Although adequate vitamin D is important, appropriate levels should be adjusted for renal patients. Vitamin D increases the uptake of both calcium and phosphorus. In order to avoid phosphorus overload, vitamin D should be maintained on the lower end of the normal range. The compound fibroblast growth factor-23 (FGF23) is produced in the osteocytes in response to high phosphorus. It acts as a hormone to reduce phosphorus reabsorption in the kidney and decrease renal production of 1,25(OH)2-D. This action of FGF23 comes at a price, however, and contributes to cardiomyocyte hypertrophy, vascular calcification, and endothelial dysfunction. High circulating phosphorus is the main force driving up FGF23, but anemia and iron deficiency can also lead to increased levels.17
     
Malignant hypertension is another cause of cardiac stress in renal patients.

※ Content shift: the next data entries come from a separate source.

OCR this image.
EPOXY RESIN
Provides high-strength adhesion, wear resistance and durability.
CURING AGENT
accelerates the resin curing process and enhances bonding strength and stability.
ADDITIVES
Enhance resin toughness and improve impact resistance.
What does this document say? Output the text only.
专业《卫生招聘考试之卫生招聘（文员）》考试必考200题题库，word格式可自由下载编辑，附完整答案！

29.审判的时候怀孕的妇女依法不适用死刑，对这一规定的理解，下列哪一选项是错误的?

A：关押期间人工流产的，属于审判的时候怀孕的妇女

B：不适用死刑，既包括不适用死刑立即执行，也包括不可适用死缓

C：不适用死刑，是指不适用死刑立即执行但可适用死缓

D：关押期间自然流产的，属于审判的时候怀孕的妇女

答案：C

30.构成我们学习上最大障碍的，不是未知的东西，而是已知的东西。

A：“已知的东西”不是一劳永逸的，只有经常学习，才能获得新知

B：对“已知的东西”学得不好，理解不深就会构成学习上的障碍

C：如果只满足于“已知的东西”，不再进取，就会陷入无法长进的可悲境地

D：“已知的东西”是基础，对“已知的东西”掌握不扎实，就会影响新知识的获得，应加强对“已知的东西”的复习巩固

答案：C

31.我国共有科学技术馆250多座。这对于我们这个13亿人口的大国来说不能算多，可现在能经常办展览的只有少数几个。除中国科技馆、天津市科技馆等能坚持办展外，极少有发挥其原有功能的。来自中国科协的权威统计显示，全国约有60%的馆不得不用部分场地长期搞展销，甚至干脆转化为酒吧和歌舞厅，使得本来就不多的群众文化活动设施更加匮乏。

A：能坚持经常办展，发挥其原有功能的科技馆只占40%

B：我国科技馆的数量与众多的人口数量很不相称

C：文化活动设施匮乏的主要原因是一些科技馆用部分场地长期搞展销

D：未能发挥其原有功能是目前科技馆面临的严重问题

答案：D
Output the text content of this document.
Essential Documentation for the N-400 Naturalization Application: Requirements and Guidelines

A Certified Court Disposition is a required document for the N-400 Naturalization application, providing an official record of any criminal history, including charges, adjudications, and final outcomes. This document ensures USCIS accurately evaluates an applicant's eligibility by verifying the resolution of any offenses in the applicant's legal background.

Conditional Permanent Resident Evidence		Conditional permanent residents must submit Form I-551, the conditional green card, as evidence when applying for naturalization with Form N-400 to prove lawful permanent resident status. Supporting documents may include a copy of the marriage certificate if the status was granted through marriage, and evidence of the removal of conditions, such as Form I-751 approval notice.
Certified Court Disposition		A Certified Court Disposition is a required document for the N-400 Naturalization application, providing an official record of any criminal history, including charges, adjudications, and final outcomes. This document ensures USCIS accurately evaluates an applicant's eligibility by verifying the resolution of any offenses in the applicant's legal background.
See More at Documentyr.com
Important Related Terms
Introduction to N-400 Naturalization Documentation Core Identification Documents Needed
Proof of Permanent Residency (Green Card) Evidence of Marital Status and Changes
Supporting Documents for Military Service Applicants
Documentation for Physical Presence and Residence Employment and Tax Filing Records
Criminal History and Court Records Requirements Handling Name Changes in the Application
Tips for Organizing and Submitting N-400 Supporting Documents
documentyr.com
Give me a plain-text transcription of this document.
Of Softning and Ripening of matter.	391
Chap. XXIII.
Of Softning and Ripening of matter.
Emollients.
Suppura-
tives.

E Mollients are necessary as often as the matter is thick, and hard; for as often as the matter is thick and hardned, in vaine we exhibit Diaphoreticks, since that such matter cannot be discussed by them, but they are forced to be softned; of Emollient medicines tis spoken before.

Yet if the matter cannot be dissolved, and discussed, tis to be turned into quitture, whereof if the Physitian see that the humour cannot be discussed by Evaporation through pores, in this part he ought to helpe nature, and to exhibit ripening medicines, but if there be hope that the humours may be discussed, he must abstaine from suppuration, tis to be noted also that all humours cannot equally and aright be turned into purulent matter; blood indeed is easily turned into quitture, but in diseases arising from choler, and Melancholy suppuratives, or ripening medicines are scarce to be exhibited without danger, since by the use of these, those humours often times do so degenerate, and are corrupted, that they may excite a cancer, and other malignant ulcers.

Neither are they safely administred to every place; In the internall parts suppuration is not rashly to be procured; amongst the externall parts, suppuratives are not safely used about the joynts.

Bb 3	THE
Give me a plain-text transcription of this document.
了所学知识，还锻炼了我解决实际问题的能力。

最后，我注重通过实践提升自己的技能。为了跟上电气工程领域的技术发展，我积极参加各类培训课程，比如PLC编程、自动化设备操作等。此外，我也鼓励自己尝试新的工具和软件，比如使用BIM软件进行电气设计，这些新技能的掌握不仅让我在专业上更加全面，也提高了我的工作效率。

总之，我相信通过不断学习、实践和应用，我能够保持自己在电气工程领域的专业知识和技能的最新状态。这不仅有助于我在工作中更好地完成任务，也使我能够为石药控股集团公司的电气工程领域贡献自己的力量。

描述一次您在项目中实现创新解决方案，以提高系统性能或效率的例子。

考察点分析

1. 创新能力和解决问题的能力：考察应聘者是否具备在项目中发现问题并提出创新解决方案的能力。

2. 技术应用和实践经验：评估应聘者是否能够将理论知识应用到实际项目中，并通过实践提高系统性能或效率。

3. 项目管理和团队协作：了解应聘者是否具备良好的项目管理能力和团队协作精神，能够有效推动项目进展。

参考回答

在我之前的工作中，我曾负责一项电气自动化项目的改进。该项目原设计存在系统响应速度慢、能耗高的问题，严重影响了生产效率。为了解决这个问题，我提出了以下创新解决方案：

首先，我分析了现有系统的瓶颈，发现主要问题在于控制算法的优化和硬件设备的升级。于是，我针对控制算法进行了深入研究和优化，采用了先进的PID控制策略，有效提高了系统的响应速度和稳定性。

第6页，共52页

As the ability to filter uremic wastes declines, so does the ability to regulate blood pressure. As the patient approaches end stage renal disease (ESRD), natural interventions may be a helpful adjunct to blood pressure control; but multiple therapies are usually necessary, and it may be difficult to completely control blood pressure without pharmaceutical assistance. Practitioners should anticipate that when uncontrolled blood pressure becomes successfully managed with advanced renal disease, there is often a sudden increase in creatinine. This is not due to worsening damage to kidneys. As the filtration within the kidneys takes place across a pressure gradient, a lessening of internal pressure within the kidneys will decrease the glomerular filtration.18 A healthy kidney would be able to continue to filter with normalized blood pressure. Patients may attribute this shift in creatinine to toxicity of medications; however, the medications did not damage the kidney but simply revealed how much damage has already taken place.